Alle Gasleitungen oder andere Rohrleitungen mit einem Rohrdurchmesser von 1 Meter und mehr erfordern eine entsprechend tiefe Verlegung und damit massivere Eingriffe in die Bodenstruktur sowie Verwendung von entsprechend schweren Baumaschinen, weshalb die Beeinträchtigung oft über die eigentliche Servitutsfläche hinausgeht. Überdies können Leit- bzw. Sperreffekte und andere nicht vorhersehbare Auswirkungen im Boden auftreten. Daher werden die Bodenwertminderungsansätze in diesen Fällen mit dem Faktor 1,5 multipliziert.

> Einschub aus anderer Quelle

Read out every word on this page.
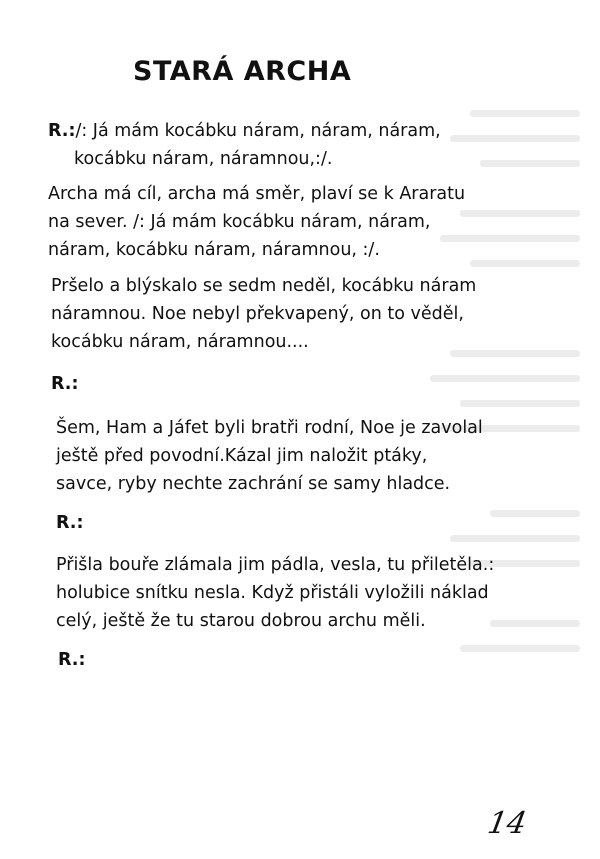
STARÁ ARCHA
R.:/: Já mám kocábku náram, náram, náram,
kocábku náram, náramnou,:/.
Archa má cíl, archa má směr, plaví se k Araratu
na sever. /: Já mám kocábku náram, náram,
náram, kocábku náram, náramnou, :/.
Pršelo a blýskalo se sedm neděl, kocábku náram
náramnou. Noe nebyl překvapený, on to věděl,
kocábku náram, náramnou....
R.:
Šem, Ham a Jáfet byli bratři rodní, Noe je zavolal
ještě před povodní.Kázal jim naložit ptáky,
savce, ryby nechte zachrání se samy hladce.
R.:
Přišla bouře zlámala jim pádla, vesla, tu přiletěla.:
holubice snítku nesla. Když přistáli vyložili náklad
celý, ještě že tu starou dobrou archu měli.
R.:
14
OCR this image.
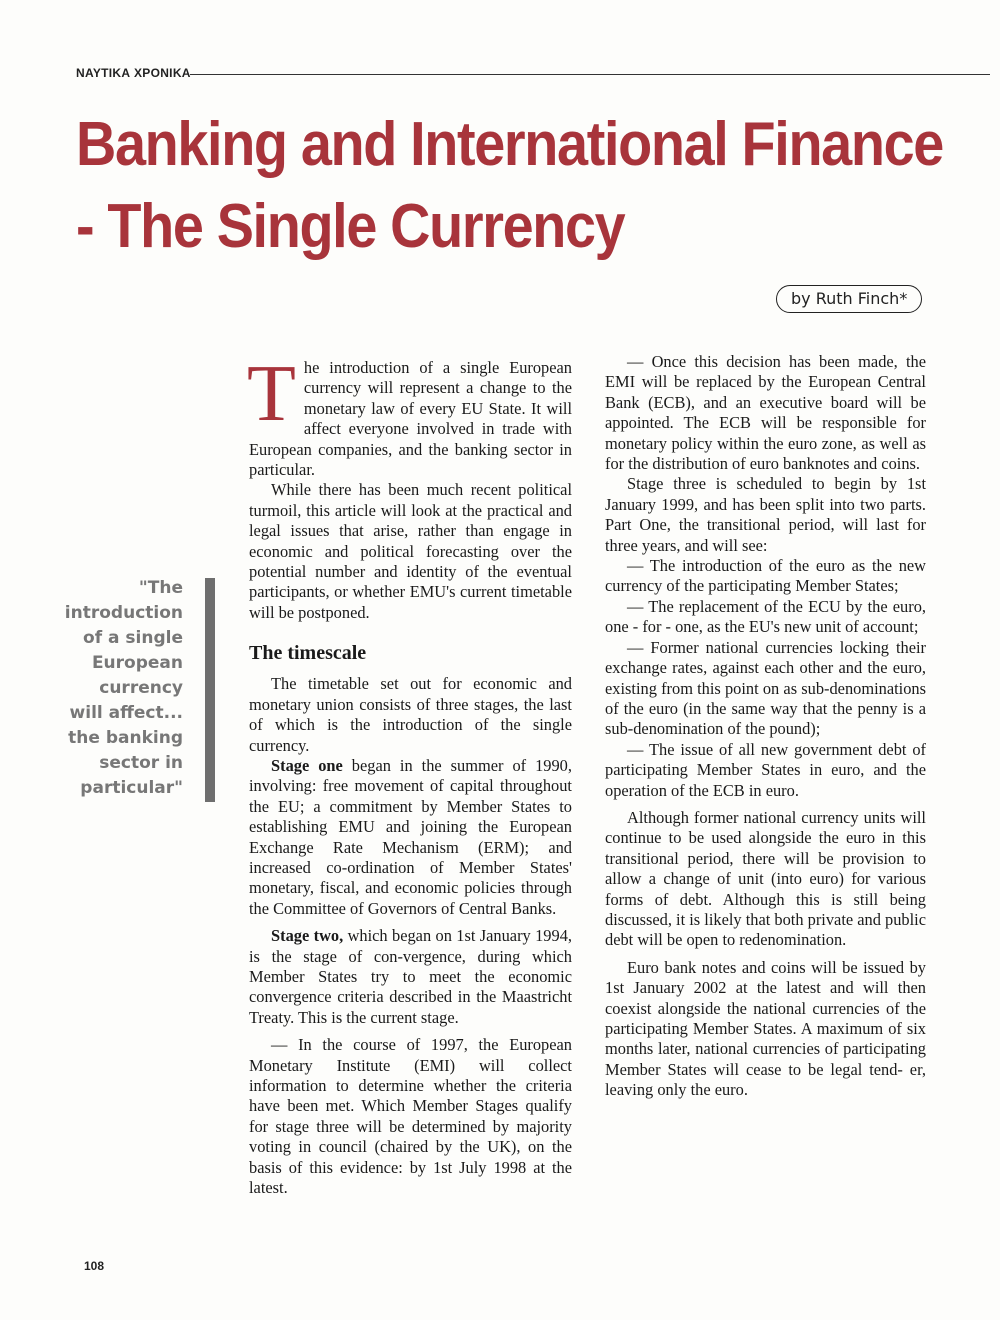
ΝΑΥΤΙΚΑ ΧΡΟΝΙΚΑ
Banking and International Finance
- The Single Currency
by Ruth Finch*
"The
introduction
of a single
European
currency
will affect...
the banking
sector in
particular"

The introduction of a single European currency will represent a change to the monetary law of every EU State. It will affect everyone involved in trade with European companies, and the banking sector in particular.

While there has been much recent political turmoil, this article will look at the practical and legal issues that arise, rather than engage in economic and political forecasting over the potential number and identity of the eventual participants, or whether EMU's current timetable will be postponed.

The timescale

The timetable set out for economic and monetary union consists of three stages, the last of which is the introduction of the single currency.

Stage one began in the summer of 1990, involving: free movement of capital throughout the EU; a commitment by Member States to establishing EMU and joining the European Exchange Rate Mechanism (ERM); and increased co-ordination of Member States' monetary, fiscal, and economic policies through the Committee of Governors of Central Banks.

Stage two, which began on 1st January 1994, is the stage of con-vergence, during which Member States try to meet the economic convergence criteria described in the Maastricht Treaty. This is the current stage.

— In the course of 1997, the European Monetary Institute (EMI) will collect information to determine whether the criteria have been met. Which Member Stages qualify for stage three will be determined by majority voting in council (chaired by the UK), on the basis of this evidence: by 1st July 1998 at the latest.

— Once this decision has been made, the EMI will be replaced by the European Central Bank (ECB), and an executive board will be appointed. The ECB will be responsible for monetary policy within the euro zone, as well as for the distribution of euro banknotes and coins.

Stage three is scheduled to begin by 1st January 1999, and has been split into two parts. Part One, the transitional period, will last for three years, and will see:

— The introduction of the euro as the new currency of the participating Member States;

— The replacement of the ECU by the euro, one - for - one, as the EU's new unit of account;

— Former national currencies locking their exchange rates, against each other and the euro, existing from this point on as sub-denominations of the euro (in the same way that the penny is a sub-denomination of the pound);

— The issue of all new government debt of participating Member States in euro, and the operation of the ECB in euro.

Although former national currency units will continue to be used alongside the euro in this transitional period, there will be provision to allow a change of unit (into euro) for various forms of debt. Although this is still being discussed, it is likely that both private and public debt will be open to redenomination.

Euro bank notes and coins will be issued by 1st January 2002 at the latest and will then coexist alongside the national currencies of the participating Member States. A maximum of six months later, national currencies of participating Member States will cease to be legal tend- er, leaving only the euro.

108
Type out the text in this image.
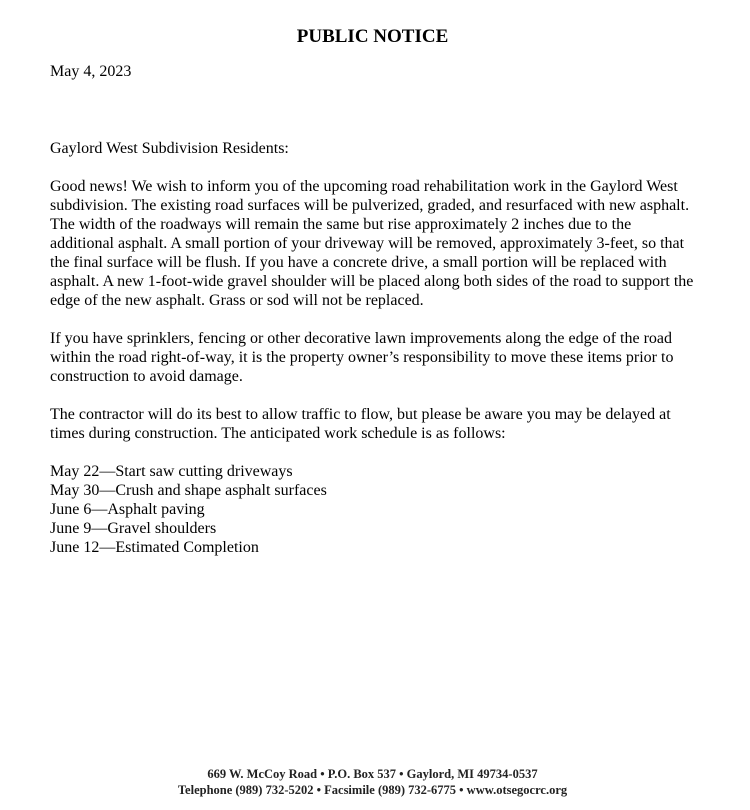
PUBLIC NOTICE
May 4, 2023

Gaylord West Subdivision Residents:

Good news! We wish to inform you of the upcoming road rehabilitation work in the Gaylord West subdivision. The existing road surfaces will be pulverized, graded, and resurfaced with new asphalt. The width of the roadways will remain the same but rise approximately 2 inches due to the additional asphalt. A small portion of your driveway will be removed, approximately 3-feet, so that the final surface will be flush. If you have a concrete drive, a small portion will be replaced with asphalt. A new 1-foot-wide gravel shoulder will be placed along both sides of the road to support the edge of the new asphalt. Grass or sod will not be replaced.

If you have sprinklers, fencing or other decorative lawn improvements along the edge of the road within the road right-of-way, it is the property owner’s responsibility to move these items prior to construction to avoid damage.

The contractor will do its best to allow traffic to flow, but please be aware you may be delayed at times during construction. The anticipated work schedule is as follows:

May 22—Start saw cutting driveways
May 30—Crush and shape asphalt surfaces
June 6—Asphalt paving
June 9—Gravel shoulders
June 12—Estimated Completion
669 W. McCoy Road • P.O. Box 537 • Gaylord, MI 49734-0537
Telephone (989) 732-5202 • Facsimile (989) 732-6775 • www.otsegocrc.org
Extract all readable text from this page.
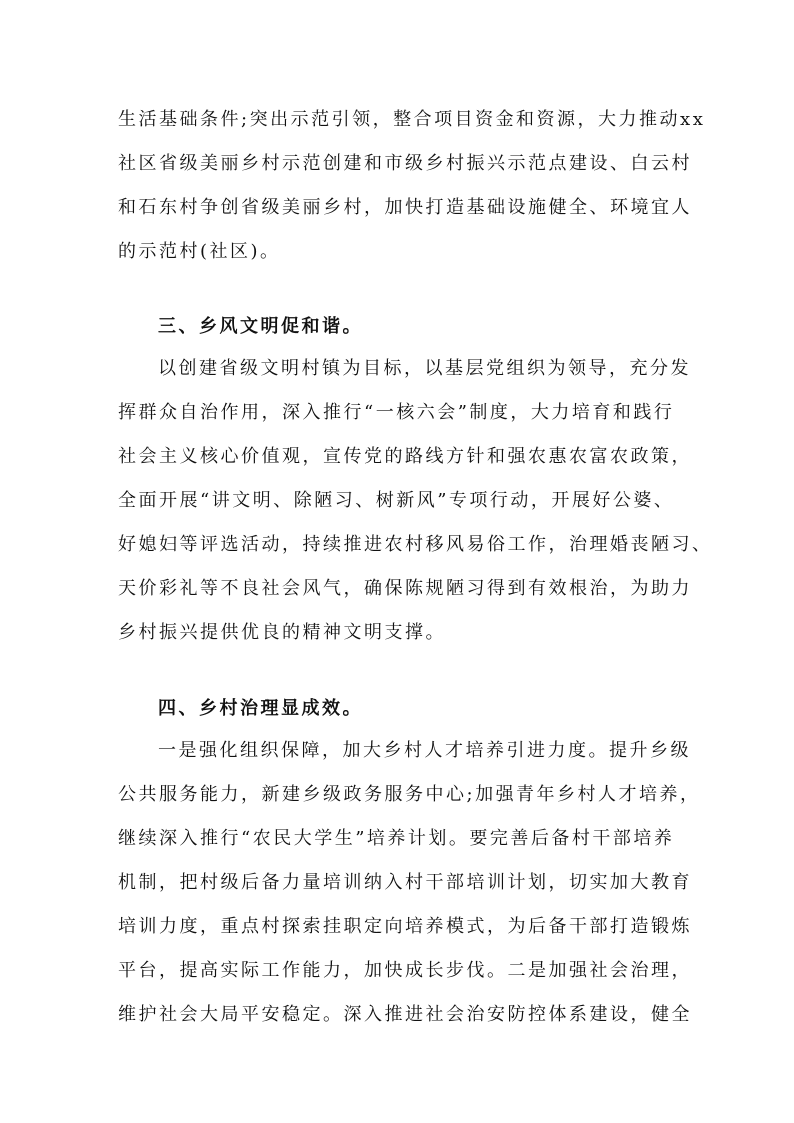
生活基础条件;突出示范引领，整合项目资金和资源，大力推动xx
社区省级美丽乡村示范创建和市级乡村振兴示范点建设、白云村
和石东村争创省级美丽乡村，加快打造基础设施健全、环境宜人
的示范村(社区)。
三、乡风文明促和谐。
以创建省级文明村镇为目标，以基层党组织为领导，充分发
挥群众自治作用，深入推行“一核六会”制度，大力培育和践行
社会主义核心价值观，宣传党的路线方针和强农惠农富农政策，
全面开展“讲文明、除陋习、树新风”专项行动，开展好公婆、
好媳妇等评选活动，持续推进农村移风易俗工作，治理婚丧陋习、
天价彩礼等不良社会风气，确保陈规陋习得到有效根治，为助力
乡村振兴提供优良的精神文明支撑。
四、乡村治理显成效。
一是强化组织保障，加大乡村人才培养引进力度。提升乡级
公共服务能力，新建乡级政务服务中心;加强青年乡村人才培养，
继续深入推行“农民大学生”培养计划。要完善后备村干部培养
机制，把村级后备力量培训纳入村干部培训计划，切实加大教育
培训力度，重点村探索挂职定向培养模式，为后备干部打造锻炼
平台，提高实际工作能力，加快成长步伐。二是加强社会治理，
维护社会大局平安稳定。深入推进社会治安防控体系建设，健全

Davon bestehen folgende Ausnahmen, in denen kein derartiger Korrekturfaktur zu berücksichtigen ist:
- Leitungen, bei denen die Servitutsfläche auch einen zusätzlich frei zu haltenden Arbeitsstreifen umfasst.
- Die Gesamtbreite des Servitutsstreifens überschreitet den dreizehnfachen Wert des Rohrleitungsdurchmessers.
In beiden Fällen wirkt sich eine höhere Belastung bereits durch die Ausmessung der größeren Servitutsfläche aus.
3.4.2.2. Thermische Auswirkungen auf die Leitungsumgebung
Leitungen können aufgrund technischer Erfordernisse eine wesentliche Wärme- oder Kälteabstrahlung verursachen, die zusätzliche Auswirkungen auf den Boden haben. Zu diesem Leitungstyp gehören Gashochdruckleitungen. Das bedeutet auch einen weiteren meist auch an der Oberfläche erkennbaren Mangel, der eine zusätzliche Wertminderung für das belastete Grundstück bedeutet.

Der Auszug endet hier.